L’art a plus de valeur que la vérité
M. Kessler
Au philosophe le réel et à l’artiste l’imaginaire.
Il semblerait que le philosophe doive se contenter de décrire le monde dans sa vérité tandis que
l’artiste devrait créer une réalité originale qui n’imite pas la nature. Mais Nietzsche fait figure
problématique dans cette dichotomie.
On lui a souvent reproché le caractère chaotique de son discours et les contradictions de ses thèses,
appréhendant sa pensée comme un jeu poétique talentueux mais dépourvu de logique.

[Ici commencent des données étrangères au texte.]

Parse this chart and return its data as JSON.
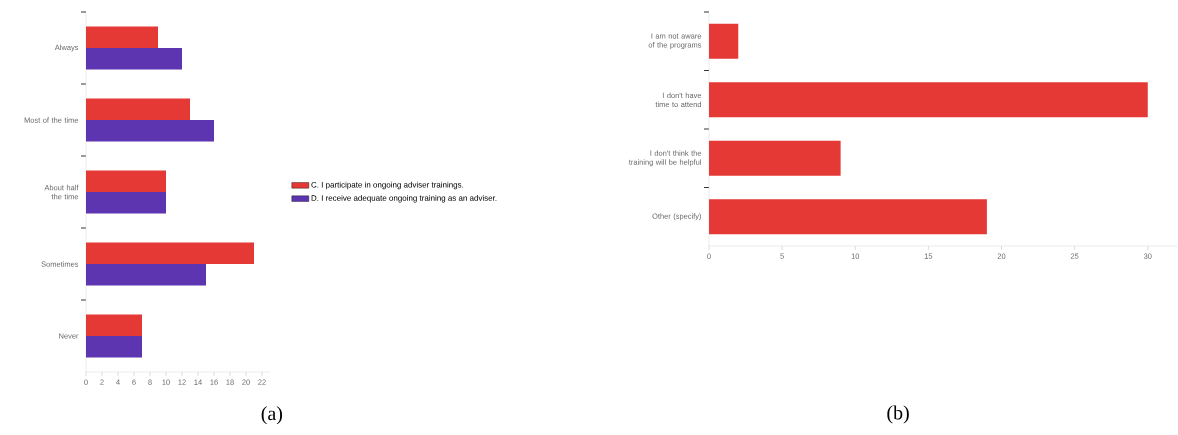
{
  "chart_data": [
    {
      "type": "bar",
      "orientation": "horizontal",
      "categories": [
        "Always",
        "Most of the time",
        "About half the time",
        "Sometimes",
        "Never"
      ],
      "series": [
        {
          "name": "C. I participate in ongoing adviser trainings.",
          "color": "#e53935",
          "values": [
            9,
            13,
            10,
            21,
            7
          ]
        },
        {
          "name": "D. I receive adequate ongoing training as an adviser.",
          "color": "#5e35b1",
          "values": [
            12,
            16,
            10,
            15,
            7
          ]
        }
      ],
      "xlim": [
        0,
        23
      ],
      "xticks": [
        0,
        2,
        4,
        6,
        8,
        10,
        12,
        14,
        16,
        18,
        20,
        22
      ],
      "legend": "right",
      "grid": false,
      "annotations": [
        "(a)"
      ]
    },
    {
      "type": "bar",
      "orientation": "horizontal",
      "categories": [
        "I am not aware of the programs",
        "I don't have time to attend",
        "I don't think the training will be helpful",
        "Other (specify)"
      ],
      "series": [
        {
          "color": "#e53935",
          "values": [
            2,
            30,
            9,
            19
          ]
        }
      ],
      "xlim": [
        0,
        32
      ],
      "xticks": [
        0,
        5,
        10,
        15,
        20,
        25,
        30
      ],
      "legend": false,
      "grid": false,
      "annotations": [
        "(b)"
      ]
    }
  ]
}
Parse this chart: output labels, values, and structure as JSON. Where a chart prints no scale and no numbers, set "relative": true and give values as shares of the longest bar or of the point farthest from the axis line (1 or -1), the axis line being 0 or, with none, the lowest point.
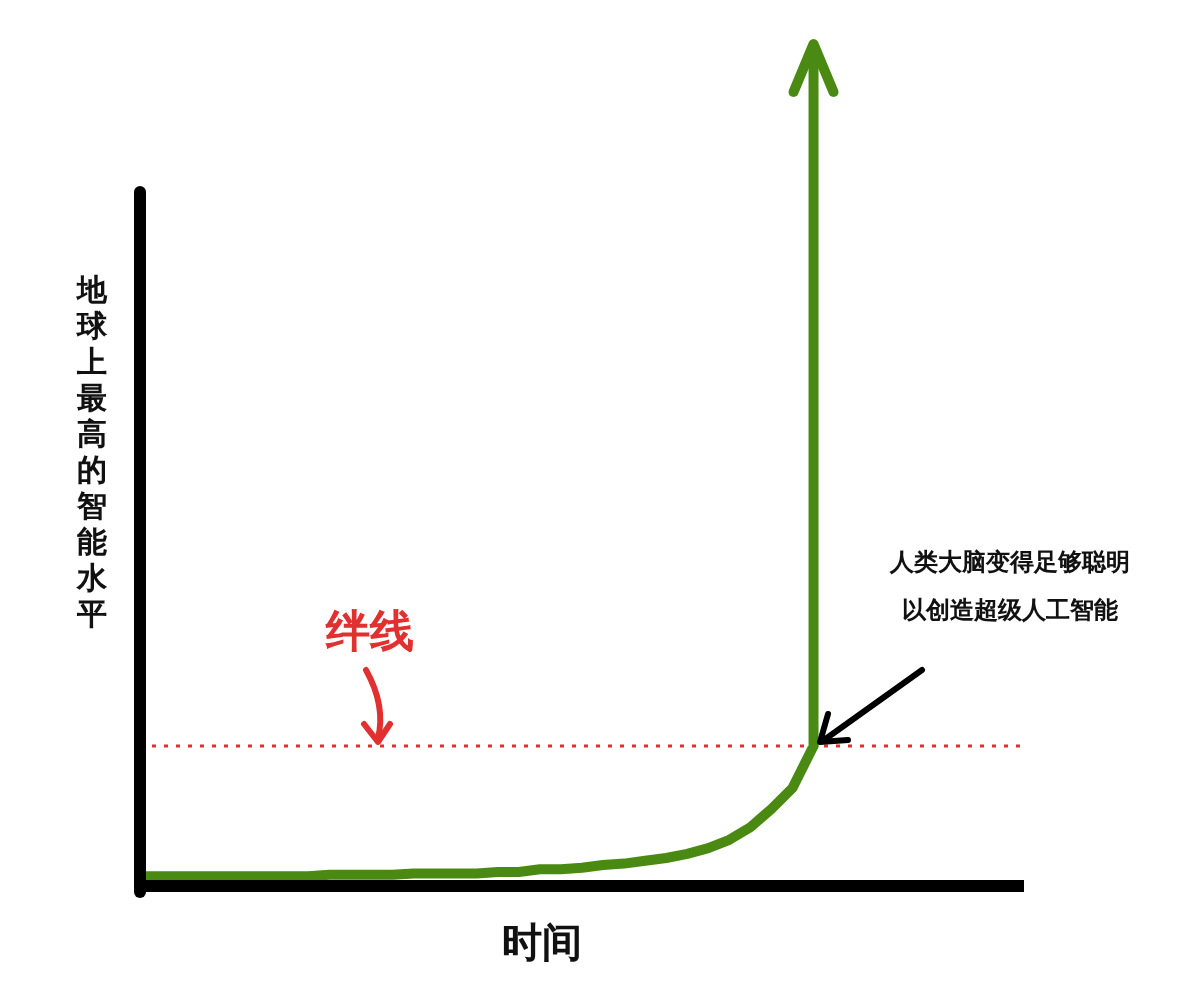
{
  "chart_data": {
    "type": "line",
    "relative": true,
    "xlabel": "时间",
    "ylabel": "地球上最高的智能水平",
    "categories": [
      null,
      null,
      null,
      null,
      null,
      null,
      null,
      null,
      null,
      null,
      null,
      null,
      null,
      null,
      null,
      null,
      null,
      null,
      null,
      null,
      null,
      null,
      null,
      null,
      null,
      null,
      null,
      null,
      null,
      null,
      null,
      null,
      null,
      null,
      null,
      null,
      null,
      null,
      null,
      null,
      null,
      null,
      null
    ],
    "series": [
      {
        "color": "#4a8a12",
        "values": [
          0.07,
          0.07,
          0.07,
          0.07,
          0.07,
          0.07,
          0.07,
          0.07,
          0.07,
          0.08,
          0.08,
          0.08,
          0.08,
          0.09,
          0.09,
          0.09,
          0.09,
          0.1,
          0.1,
          0.12,
          0.12,
          0.13,
          0.15,
          0.16,
          0.18,
          0.2,
          0.23,
          0.27,
          0.33,
          0.42,
          0.55,
          0.7,
          1,
          null,
          null,
          null,
          null,
          null,
          null,
          null,
          null,
          null,
          null
        ]
      }
    ],
    "ref_lines": [
      {
        "axis": "y",
        "value": 1,
        "label": "绊线",
        "color": "#e03030",
        "line_style": "dotted"
      }
    ],
    "annotations": [
      "人类大脑变得足够聪明以创造超级人工智能"
    ],
    "marker": "none",
    "line_style": "solid"
  }
}
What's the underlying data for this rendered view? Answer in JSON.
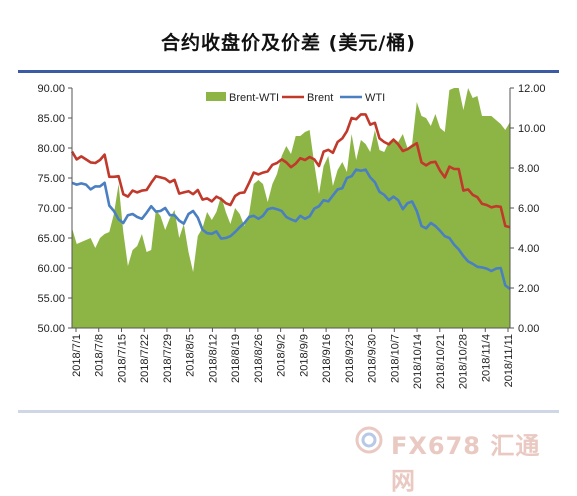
{
  "title": "合约收盘价及价差 (美元/桶)",
  "watermark": "FX678 汇通网",
  "colors": {
    "spread": "#8db545",
    "brent": "#c0392b",
    "wti": "#4a7fc1",
    "axis": "#555555"
  },
  "chart_data": {
    "type": "line",
    "left_axis": {
      "ylim": [
        50,
        90
      ],
      "ticks": [
        "50.00",
        "55.00",
        "60.00",
        "65.00",
        "70.00",
        "75.00",
        "80.00",
        "85.00",
        "90.00"
      ]
    },
    "right_axis": {
      "ylim": [
        0,
        12
      ],
      "ticks": [
        "0.00",
        "2.00",
        "4.00",
        "6.00",
        "8.00",
        "10.00",
        "12.00"
      ]
    },
    "x_ticks": [
      "2018/7/1",
      "2018/7/8",
      "2018/7/15",
      "2018/7/22",
      "2018/7/29",
      "2018/8/5",
      "2018/8/12",
      "2018/8/19",
      "2018/8/26",
      "2018/9/2",
      "2018/9/9",
      "2018/9/16",
      "2018/9/23",
      "2018/9/30",
      "2018/10/7",
      "2018/10/14",
      "2018/10/21",
      "2018/10/28",
      "2018/11/4",
      "2018/11/11"
    ],
    "legend": [
      "Brent-WTI",
      "Brent",
      "WTI"
    ],
    "legend_position": "top",
    "series": [
      {
        "name": "Brent",
        "axis": "left",
        "values": [
          79.4,
          78.1,
          78.6,
          78.1,
          77.6,
          77.5,
          78.0,
          78.9,
          75.2,
          75.2,
          75.3,
          72.3,
          71.9,
          72.9,
          72.6,
          72.9,
          73.0,
          74.2,
          75.3,
          75.1,
          74.9,
          74.3,
          74.7,
          72.4,
          72.6,
          72.8,
          72.3,
          73.0,
          71.4,
          71.6,
          71.1,
          71.9,
          71.5,
          70.8,
          70.5,
          72.0,
          72.5,
          72.6,
          74.2,
          75.9,
          75.6,
          75.9,
          76.1,
          77.2,
          77.5,
          78.1,
          77.6,
          76.8,
          77.4,
          78.3,
          78.0,
          78.5,
          78.1,
          77.0,
          79.4,
          79.7,
          79.2,
          81.0,
          81.6,
          82.8,
          85.0,
          84.8,
          85.6,
          85.6,
          83.9,
          84.2,
          81.6,
          81.0,
          80.6,
          81.4,
          80.6,
          79.5,
          79.8,
          80.3,
          80.8,
          77.6,
          77.1,
          77.6,
          77.7,
          76.2,
          75.1,
          76.9,
          76.5,
          76.5,
          72.9,
          73.1,
          72.2,
          71.8,
          70.7,
          70.5,
          70.1,
          70.3,
          70.2,
          67.0,
          66.8
        ],
        "values_note": ""
      },
      {
        "name": "WTI",
        "axis": "left",
        "values": [
          74.2,
          73.9,
          74.1,
          73.9,
          73.1,
          73.6,
          73.6,
          74.2,
          70.4,
          69.5,
          68.1,
          67.5,
          68.8,
          69.0,
          68.5,
          68.2,
          69.2,
          70.3,
          69.4,
          69.5,
          70.0,
          68.8,
          68.8,
          67.9,
          67.4,
          69.0,
          69.5,
          68.4,
          66.4,
          65.8,
          65.7,
          66.1,
          64.9,
          65.0,
          65.3,
          66.0,
          66.8,
          67.5,
          68.5,
          68.7,
          68.2,
          68.7,
          69.8,
          70.0,
          69.8,
          69.5,
          68.5,
          68.1,
          67.8,
          68.7,
          68.2,
          68.6,
          69.9,
          70.3,
          71.3,
          71.1,
          72.1,
          73.1,
          73.3,
          75.0,
          75.3,
          76.4,
          76.2,
          76.4,
          75.1,
          74.3,
          72.7,
          72.2,
          71.3,
          71.9,
          71.3,
          69.8,
          70.8,
          71.1,
          69.5,
          67.0,
          66.6,
          67.5,
          67.0,
          66.2,
          65.3,
          65.0,
          63.9,
          63.1,
          62.0,
          61.1,
          60.7,
          60.2,
          60.1,
          59.9,
          59.5,
          59.9,
          60.0,
          57.1,
          56.5
        ]
      },
      {
        "name": "Brent-WTI",
        "axis": "right",
        "type": "area",
        "values": [
          5.0,
          4.2,
          4.3,
          4.4,
          4.5,
          4.0,
          4.5,
          4.7,
          4.8,
          5.7,
          7.2,
          4.8,
          3.1,
          3.9,
          4.1,
          4.7,
          3.8,
          3.9,
          5.9,
          5.6,
          4.9,
          5.5,
          5.9,
          4.5,
          5.2,
          3.8,
          2.8,
          4.6,
          5.0,
          5.8,
          5.4,
          5.8,
          6.6,
          5.8,
          5.2,
          6.0,
          5.7,
          5.1,
          5.7,
          7.2,
          7.4,
          7.2,
          6.3,
          7.2,
          7.7,
          8.6,
          9.1,
          8.7,
          9.6,
          9.6,
          9.8,
          9.9,
          8.2,
          6.7,
          8.1,
          8.6,
          7.1,
          7.9,
          8.3,
          7.8,
          9.7,
          8.4,
          9.4,
          9.2,
          8.8,
          9.9,
          8.9,
          8.8,
          9.3,
          9.5,
          9.3,
          9.7,
          9.0,
          9.2,
          11.3,
          10.6,
          10.5,
          10.1,
          10.7,
          10.0,
          9.8,
          11.9,
          12.6,
          13.4,
          10.9,
          12.0,
          11.5,
          11.6,
          10.6,
          10.6,
          10.6,
          10.4,
          10.2,
          9.9,
          10.3
        ],
        "values_note": ""
      }
    ]
  }
}
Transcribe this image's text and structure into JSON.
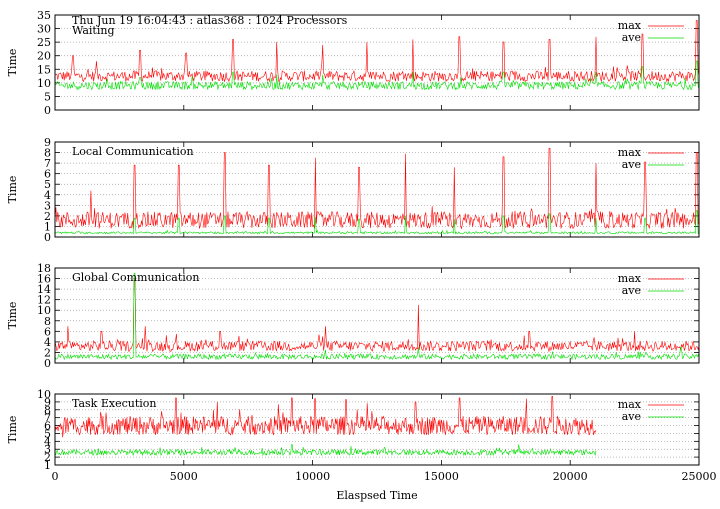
{
  "header": "Thu Jun 19 16:04:43 : atlas368 : 1024 Processors",
  "colors": {
    "max": "#ff0000",
    "ave": "#00dd00",
    "grid": "#a0a0a0",
    "frame": "#000000"
  },
  "chart_data": [
    {
      "type": "line",
      "title": "Waiting",
      "ylabel": "Time",
      "ylim": [
        0,
        35
      ],
      "yticks": [
        0,
        5,
        10,
        15,
        20,
        25,
        30,
        35
      ],
      "xlim": [
        0,
        25000
      ],
      "grid": true,
      "legend": "top-right",
      "series": [
        {
          "name": "max",
          "x_end": 25000,
          "base": 12.5,
          "noise": 2.0,
          "spikes": [
            [
              700,
              20
            ],
            [
              1600,
              18
            ],
            [
              3300,
              22
            ],
            [
              5100,
              21
            ],
            [
              6900,
              26
            ],
            [
              8600,
              25
            ],
            [
              10400,
              24
            ],
            [
              12100,
              25
            ],
            [
              13900,
              26
            ],
            [
              15700,
              27
            ],
            [
              17400,
              25
            ],
            [
              19200,
              26
            ],
            [
              21000,
              27
            ],
            [
              22800,
              28
            ],
            [
              24900,
              33
            ]
          ]
        },
        {
          "name": "ave",
          "x_end": 25000,
          "base": 9.0,
          "noise": 1.5,
          "spikes": [
            [
              3300,
              12
            ],
            [
              6900,
              14
            ],
            [
              8600,
              13
            ],
            [
              10400,
              13
            ],
            [
              13900,
              14
            ],
            [
              17400,
              14
            ],
            [
              21000,
              14
            ],
            [
              22800,
              16
            ],
            [
              24900,
              18
            ]
          ]
        }
      ]
    },
    {
      "type": "line",
      "title": "Local Communication",
      "ylabel": "Time",
      "ylim": [
        0,
        9
      ],
      "yticks": [
        0,
        1,
        2,
        3,
        4,
        5,
        6,
        7,
        8,
        9
      ],
      "xlim": [
        0,
        25000
      ],
      "grid": true,
      "legend": "top-right",
      "series": [
        {
          "name": "max",
          "x_end": 25000,
          "base": 1.6,
          "noise": 0.8,
          "spikes": [
            [
              1400,
              4.4
            ],
            [
              3100,
              6.8
            ],
            [
              4800,
              6.8
            ],
            [
              6600,
              8.0
            ],
            [
              8300,
              6.8
            ],
            [
              10100,
              7.5
            ],
            [
              11800,
              6.6
            ],
            [
              13600,
              7.9
            ],
            [
              15500,
              6.6
            ],
            [
              17400,
              7.6
            ],
            [
              19200,
              8.4
            ],
            [
              21000,
              7.0
            ],
            [
              22900,
              7.1
            ],
            [
              24900,
              8.0
            ]
          ]
        },
        {
          "name": "ave",
          "x_end": 25000,
          "base": 0.4,
          "noise": 0.1,
          "spikes": [
            [
              3100,
              1.8
            ],
            [
              4800,
              1.8
            ],
            [
              6600,
              2.0
            ],
            [
              8300,
              1.8
            ],
            [
              10100,
              1.9
            ],
            [
              11800,
              1.7
            ],
            [
              13600,
              2.0
            ],
            [
              15500,
              1.7
            ],
            [
              17400,
              2.0
            ],
            [
              19200,
              2.2
            ],
            [
              21000,
              1.8
            ],
            [
              22900,
              1.8
            ],
            [
              24900,
              2.5
            ]
          ]
        }
      ]
    },
    {
      "type": "line",
      "title": "Global Communication",
      "ylabel": "Time",
      "ylim": [
        0,
        18
      ],
      "yticks": [
        0,
        2,
        4,
        6,
        8,
        10,
        12,
        14,
        16,
        18
      ],
      "xlim": [
        0,
        25000
      ],
      "grid": true,
      "legend": "top-right",
      "series": [
        {
          "name": "max",
          "x_end": 25000,
          "base": 3.2,
          "noise": 1.0,
          "spikes": [
            [
              500,
              7
            ],
            [
              1800,
              6
            ],
            [
              3100,
              16
            ],
            [
              3500,
              7
            ],
            [
              6400,
              6
            ],
            [
              10500,
              7
            ],
            [
              14100,
              11
            ],
            [
              18400,
              6
            ],
            [
              22500,
              6
            ]
          ]
        },
        {
          "name": "ave",
          "x_end": 25000,
          "base": 1.2,
          "noise": 0.5,
          "spikes": [
            [
              3100,
              17
            ],
            [
              10500,
              2.5
            ],
            [
              14100,
              3
            ],
            [
              24300,
              3
            ]
          ]
        }
      ]
    },
    {
      "type": "line",
      "title": "Task Execution",
      "ylabel": "Time",
      "xlabel": "Elaspsed Time",
      "ylim": [
        1,
        10
      ],
      "yticks": [
        1,
        2,
        3,
        4,
        5,
        6,
        7,
        8,
        9,
        10
      ],
      "xlim": [
        0,
        25000
      ],
      "xticks": [
        0,
        5000,
        10000,
        15000,
        20000,
        25000
      ],
      "grid": true,
      "legend": "top-right",
      "series": [
        {
          "name": "max",
          "x_end": 21000,
          "base": 6.0,
          "noise": 1.2,
          "spikes": [
            [
              300,
              4.5
            ],
            [
              4700,
              9.5
            ],
            [
              6300,
              9.0
            ],
            [
              9200,
              9.5
            ],
            [
              10100,
              9.4
            ],
            [
              11300,
              9.3
            ],
            [
              14000,
              9.0
            ],
            [
              15700,
              9.5
            ],
            [
              18300,
              9.4
            ],
            [
              19300,
              9.7
            ]
          ]
        },
        {
          "name": "ave",
          "x_end": 21000,
          "base": 2.6,
          "noise": 0.35,
          "spikes": [
            [
              9200,
              3.6
            ],
            [
              12800,
              3.2
            ],
            [
              18000,
              3.6
            ]
          ]
        }
      ]
    }
  ]
}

Finalement,
c’est dans la revue des années 1930 de Georges Bataille : Acéphale, que Nietzsche est intronisé
philosophe-artiste, mais cette représentation a encore le défaut d’obscurcir l’aspect rationnel de sa
pensée.
Il convient, pour bien saisir la pensée nietzschéenne, de placer la question de la culture et de la
civilisation en son centre. C’est pourquoi le surhomme est d’abord un philosophe et un artiste, c’est-à-
dire un destructeur et un créateur.
« La question que je pose ici n’est pas de savoir ce qui doit prendre la relève de l’humanité dans la
succession des êtres (car l’homme est une fin), mais bien quel type d’hommes il faut élever, il faut
vouloir, comme le plus riche en valeurs supérieures, le plus digne de vivre, le plus assuré d’un avenir.
Ce type d’hommes d’une valeur supérieure s’est déjà bien souvent présenté, mais à titre de hasard
heureux, à titre d’exception, jamais parce que voulu. Au contraire, c’est lui qu’on a justement le plus
redouté, il était jusqu’ici presque la chose redoutable en soi ; –et cette crainte a fait qu’on a voulu,
dressé, obtenu le type contraire : l’animal domestique, l’animal de troupeau, l’homme animal malade,
– le chrétien…» L’antéchrist, §3.
Assumer pleinement sa finitude et acquiescer sans réserve au caractère tragique de l’existence sont les
deux caractéristiques principales du surhomme. En ce sens, le surhomme assure la relève de Dieu. Son
créateur étant mort, c’est-à-dire la croyance en Dieu tombée en désuétude, l’individu contemporain
doit ou bien s’abîmer dans le gouffre d’un nihilisme synonyme d’absurdité et de mort ou bien prendre
la relève du créateur en redéfinissant l’essence de l’homme comme artistique. Une telle essence ne
peut être elle-même qu’une création et non pas une réalité inscrite dans son être.
« L’homme est l’animal dont le caractère propre n’est pas encore fixé. » Par-delà Bien et Mal, §62
Avec Nietzsche, l’essence de l’homme accède à la reconnaissance de son caractère historial. C’est dire
que l’homme ne répond à aucune nature éternelle. Il est conçu comme un être en devenir perpétuel.